Alushi: Mir hat Paris sofort das Angebot gemacht, meinen Vertrag zu verlängern. Mein erster Sohn ist im November 2015 auf die Welt gekommen, ich bin im Januar zurück mit meiner Mutter, um weiterzuspielen. Im Februar habe ich gesagt, dass ich meinen Vertrag kündigen möchte, weil ich zurück nach Deutschland wollte. Präsident Nasser Al-Khelaifi hat gesagt, dass sie mich bis zum 1. Juli weiterbezahlen, und ich sollte mir noch mal alles überlegen.

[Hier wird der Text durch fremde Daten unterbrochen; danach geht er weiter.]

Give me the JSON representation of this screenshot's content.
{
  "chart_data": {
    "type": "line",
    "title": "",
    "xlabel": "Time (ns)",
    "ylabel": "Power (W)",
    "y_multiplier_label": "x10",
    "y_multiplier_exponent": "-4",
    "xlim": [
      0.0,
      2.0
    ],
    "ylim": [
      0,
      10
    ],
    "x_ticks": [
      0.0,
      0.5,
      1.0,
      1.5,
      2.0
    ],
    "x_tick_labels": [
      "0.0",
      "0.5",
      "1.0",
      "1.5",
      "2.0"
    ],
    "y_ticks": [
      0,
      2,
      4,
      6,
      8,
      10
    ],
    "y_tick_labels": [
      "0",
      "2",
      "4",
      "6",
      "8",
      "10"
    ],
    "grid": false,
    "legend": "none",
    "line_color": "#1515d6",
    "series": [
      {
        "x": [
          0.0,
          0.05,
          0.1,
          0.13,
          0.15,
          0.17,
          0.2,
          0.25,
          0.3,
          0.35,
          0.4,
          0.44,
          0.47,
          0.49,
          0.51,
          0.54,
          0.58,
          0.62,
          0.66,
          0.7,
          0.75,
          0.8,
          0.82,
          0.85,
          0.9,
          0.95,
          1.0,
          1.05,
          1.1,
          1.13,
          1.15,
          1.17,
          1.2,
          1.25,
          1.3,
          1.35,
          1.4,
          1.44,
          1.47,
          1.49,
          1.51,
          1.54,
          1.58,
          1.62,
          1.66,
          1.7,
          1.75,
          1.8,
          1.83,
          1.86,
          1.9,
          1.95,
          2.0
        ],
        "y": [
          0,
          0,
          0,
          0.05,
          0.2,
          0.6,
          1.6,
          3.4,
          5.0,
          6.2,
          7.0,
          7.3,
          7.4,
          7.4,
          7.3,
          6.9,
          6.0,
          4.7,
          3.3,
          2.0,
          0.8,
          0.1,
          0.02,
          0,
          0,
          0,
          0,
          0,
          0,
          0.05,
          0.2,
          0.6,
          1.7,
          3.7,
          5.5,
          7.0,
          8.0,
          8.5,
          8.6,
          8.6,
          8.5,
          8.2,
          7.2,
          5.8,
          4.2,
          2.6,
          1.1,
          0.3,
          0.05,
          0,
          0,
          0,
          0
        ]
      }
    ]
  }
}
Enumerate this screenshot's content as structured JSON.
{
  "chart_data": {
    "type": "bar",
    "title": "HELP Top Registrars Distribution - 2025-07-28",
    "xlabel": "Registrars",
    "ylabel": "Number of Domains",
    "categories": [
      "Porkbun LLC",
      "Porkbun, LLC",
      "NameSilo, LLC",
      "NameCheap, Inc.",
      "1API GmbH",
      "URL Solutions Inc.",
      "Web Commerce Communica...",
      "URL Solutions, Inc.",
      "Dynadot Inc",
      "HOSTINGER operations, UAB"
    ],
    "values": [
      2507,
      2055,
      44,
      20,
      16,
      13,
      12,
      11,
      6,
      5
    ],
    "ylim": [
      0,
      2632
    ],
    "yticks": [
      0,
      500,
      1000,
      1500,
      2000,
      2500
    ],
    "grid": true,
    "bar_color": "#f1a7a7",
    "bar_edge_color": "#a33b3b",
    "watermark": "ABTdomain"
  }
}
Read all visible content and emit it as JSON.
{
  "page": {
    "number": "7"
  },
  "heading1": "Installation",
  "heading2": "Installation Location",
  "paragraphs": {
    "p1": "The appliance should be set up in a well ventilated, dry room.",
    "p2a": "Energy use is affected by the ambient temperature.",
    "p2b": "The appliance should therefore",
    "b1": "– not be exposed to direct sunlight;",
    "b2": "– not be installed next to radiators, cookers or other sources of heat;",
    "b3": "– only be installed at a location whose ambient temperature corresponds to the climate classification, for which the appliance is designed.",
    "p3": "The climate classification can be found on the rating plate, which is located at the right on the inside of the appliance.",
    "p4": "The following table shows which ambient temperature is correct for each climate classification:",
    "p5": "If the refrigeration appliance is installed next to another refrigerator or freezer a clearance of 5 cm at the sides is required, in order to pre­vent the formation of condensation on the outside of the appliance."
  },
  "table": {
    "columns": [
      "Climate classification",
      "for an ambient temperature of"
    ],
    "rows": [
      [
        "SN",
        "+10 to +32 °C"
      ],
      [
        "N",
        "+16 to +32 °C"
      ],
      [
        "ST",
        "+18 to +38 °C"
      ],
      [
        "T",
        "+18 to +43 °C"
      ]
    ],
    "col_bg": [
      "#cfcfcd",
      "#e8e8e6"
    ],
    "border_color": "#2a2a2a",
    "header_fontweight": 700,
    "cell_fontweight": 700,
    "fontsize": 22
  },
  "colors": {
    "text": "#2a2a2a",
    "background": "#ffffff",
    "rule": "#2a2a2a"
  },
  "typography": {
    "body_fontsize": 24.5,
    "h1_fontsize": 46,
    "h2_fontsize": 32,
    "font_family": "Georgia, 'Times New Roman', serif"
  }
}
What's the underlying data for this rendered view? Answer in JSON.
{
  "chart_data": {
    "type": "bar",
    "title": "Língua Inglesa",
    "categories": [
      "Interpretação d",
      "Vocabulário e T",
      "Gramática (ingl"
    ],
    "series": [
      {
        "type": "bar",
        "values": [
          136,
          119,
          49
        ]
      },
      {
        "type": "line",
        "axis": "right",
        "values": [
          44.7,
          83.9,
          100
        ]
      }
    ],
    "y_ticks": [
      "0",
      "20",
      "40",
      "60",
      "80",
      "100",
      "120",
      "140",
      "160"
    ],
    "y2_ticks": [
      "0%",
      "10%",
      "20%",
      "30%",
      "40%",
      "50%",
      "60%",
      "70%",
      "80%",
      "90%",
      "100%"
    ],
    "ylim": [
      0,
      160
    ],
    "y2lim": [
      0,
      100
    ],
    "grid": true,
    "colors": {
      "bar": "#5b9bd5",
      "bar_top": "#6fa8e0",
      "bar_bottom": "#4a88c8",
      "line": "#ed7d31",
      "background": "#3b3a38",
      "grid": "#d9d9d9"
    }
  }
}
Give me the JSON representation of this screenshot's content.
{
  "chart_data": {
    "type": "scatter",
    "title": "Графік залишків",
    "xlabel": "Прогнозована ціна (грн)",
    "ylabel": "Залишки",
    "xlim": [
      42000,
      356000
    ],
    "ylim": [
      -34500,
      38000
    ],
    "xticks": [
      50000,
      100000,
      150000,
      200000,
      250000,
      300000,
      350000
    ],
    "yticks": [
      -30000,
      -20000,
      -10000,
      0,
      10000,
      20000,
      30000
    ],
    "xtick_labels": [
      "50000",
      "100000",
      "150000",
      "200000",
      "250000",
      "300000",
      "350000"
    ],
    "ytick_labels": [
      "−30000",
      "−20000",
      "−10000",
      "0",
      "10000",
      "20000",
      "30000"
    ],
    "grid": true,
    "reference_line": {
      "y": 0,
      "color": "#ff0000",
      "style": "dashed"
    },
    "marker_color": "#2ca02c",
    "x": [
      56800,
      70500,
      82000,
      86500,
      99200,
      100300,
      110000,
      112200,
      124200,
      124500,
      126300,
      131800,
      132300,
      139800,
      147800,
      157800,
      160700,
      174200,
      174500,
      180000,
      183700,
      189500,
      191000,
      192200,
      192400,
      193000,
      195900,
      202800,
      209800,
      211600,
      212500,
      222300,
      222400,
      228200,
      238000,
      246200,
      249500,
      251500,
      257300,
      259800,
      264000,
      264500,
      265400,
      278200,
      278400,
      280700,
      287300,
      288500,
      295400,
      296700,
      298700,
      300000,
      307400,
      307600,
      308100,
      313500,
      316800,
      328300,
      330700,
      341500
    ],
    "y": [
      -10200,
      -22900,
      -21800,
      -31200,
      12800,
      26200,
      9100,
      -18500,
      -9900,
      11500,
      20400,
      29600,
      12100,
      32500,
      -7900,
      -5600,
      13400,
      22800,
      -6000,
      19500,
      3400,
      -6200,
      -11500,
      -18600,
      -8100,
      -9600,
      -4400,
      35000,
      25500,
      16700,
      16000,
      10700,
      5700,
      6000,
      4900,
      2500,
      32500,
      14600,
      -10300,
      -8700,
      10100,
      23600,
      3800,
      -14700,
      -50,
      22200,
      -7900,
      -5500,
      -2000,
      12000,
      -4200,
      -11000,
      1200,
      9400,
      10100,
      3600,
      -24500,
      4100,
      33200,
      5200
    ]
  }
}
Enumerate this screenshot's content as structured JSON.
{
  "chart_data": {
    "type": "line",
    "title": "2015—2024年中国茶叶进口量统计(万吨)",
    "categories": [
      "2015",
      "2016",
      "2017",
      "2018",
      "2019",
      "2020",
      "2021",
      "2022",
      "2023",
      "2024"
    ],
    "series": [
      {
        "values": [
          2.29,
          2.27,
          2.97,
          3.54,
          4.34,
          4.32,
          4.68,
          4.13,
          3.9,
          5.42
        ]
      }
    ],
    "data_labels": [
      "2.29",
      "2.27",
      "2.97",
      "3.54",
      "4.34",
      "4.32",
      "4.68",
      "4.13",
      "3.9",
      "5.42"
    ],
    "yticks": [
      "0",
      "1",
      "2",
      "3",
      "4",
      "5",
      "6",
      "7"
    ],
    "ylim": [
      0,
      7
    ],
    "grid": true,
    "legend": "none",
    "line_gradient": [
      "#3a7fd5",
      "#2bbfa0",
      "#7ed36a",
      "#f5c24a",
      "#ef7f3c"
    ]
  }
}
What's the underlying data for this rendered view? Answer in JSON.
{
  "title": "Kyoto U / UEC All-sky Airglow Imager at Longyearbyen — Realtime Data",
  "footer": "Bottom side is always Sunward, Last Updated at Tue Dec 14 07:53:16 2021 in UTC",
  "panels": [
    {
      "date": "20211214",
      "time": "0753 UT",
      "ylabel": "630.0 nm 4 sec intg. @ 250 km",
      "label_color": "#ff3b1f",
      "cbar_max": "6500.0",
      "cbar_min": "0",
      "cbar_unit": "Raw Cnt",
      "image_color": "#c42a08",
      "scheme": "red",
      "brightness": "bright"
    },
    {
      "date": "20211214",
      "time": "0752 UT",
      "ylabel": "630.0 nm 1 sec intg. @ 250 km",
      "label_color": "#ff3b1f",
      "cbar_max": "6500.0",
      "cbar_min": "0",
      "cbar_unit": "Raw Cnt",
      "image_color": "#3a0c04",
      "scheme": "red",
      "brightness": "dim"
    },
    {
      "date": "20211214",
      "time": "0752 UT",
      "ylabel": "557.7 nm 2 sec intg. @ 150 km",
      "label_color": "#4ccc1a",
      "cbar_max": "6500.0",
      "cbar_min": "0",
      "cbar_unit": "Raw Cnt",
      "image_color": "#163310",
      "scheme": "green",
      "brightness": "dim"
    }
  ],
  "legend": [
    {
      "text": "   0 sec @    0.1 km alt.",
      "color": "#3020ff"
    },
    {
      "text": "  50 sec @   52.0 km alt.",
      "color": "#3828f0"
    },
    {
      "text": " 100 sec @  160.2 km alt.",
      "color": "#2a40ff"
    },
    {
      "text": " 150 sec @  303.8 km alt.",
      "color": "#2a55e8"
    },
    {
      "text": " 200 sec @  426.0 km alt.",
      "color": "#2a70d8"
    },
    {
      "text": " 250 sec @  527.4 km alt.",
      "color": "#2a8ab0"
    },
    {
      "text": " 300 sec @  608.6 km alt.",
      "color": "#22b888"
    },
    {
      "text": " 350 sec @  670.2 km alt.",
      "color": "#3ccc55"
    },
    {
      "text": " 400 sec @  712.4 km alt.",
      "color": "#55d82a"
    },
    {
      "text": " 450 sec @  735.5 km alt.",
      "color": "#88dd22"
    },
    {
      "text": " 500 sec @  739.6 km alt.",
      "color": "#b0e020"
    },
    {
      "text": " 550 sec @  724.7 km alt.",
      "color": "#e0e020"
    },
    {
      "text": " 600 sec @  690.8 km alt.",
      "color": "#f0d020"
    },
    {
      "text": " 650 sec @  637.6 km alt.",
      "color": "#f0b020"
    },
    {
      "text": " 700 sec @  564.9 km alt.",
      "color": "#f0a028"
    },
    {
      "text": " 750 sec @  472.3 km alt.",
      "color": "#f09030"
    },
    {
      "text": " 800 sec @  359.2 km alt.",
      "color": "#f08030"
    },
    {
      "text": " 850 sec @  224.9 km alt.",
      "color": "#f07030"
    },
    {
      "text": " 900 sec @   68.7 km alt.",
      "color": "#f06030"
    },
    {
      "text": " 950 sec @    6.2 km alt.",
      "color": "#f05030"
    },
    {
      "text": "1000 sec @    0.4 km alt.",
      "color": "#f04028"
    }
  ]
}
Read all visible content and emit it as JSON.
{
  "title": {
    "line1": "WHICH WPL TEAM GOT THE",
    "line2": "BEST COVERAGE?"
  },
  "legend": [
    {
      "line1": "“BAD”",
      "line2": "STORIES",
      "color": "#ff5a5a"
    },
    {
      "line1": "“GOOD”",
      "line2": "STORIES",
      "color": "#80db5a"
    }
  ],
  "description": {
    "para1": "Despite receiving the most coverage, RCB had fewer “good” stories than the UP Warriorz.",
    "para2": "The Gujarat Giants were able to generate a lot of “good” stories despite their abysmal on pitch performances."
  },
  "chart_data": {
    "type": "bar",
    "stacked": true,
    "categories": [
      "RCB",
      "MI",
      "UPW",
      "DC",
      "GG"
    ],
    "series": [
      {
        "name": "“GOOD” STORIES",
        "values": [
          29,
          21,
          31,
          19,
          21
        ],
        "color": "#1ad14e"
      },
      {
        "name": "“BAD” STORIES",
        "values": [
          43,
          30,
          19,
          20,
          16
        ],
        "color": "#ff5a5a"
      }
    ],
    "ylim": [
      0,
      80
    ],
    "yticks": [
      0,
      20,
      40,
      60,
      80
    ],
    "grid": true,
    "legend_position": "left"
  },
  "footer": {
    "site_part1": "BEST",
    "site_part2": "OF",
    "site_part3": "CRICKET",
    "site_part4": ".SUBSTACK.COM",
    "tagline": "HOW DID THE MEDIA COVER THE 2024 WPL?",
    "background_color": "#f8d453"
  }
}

Ich habe mich für die Familie entschieden und das bereue ich nicht. (GEA)

 

ZUR PERSON

Lira Alushi (ehemals Bajramaj), geboren 1988 in Durakovac (Kosovo), war eine der schillerndsten Persönlichkeiten im deutschen Frauenfußball – und eines der ersten Vorbilder mit Migrationsgeschichte, das Champions League-Siegerin mit Turbine Potsdam (2010), Weltmeisterin (2007) und zweimal Europameisterin (2009 und 2013) wurde. Die Ex-Nationalspielerin (79 Länderspiele) lebt mit ihrem Mann, dem Ex-Profi Enis Alushi, und ihren vier Kindern in Mönchengladbach. (GEA)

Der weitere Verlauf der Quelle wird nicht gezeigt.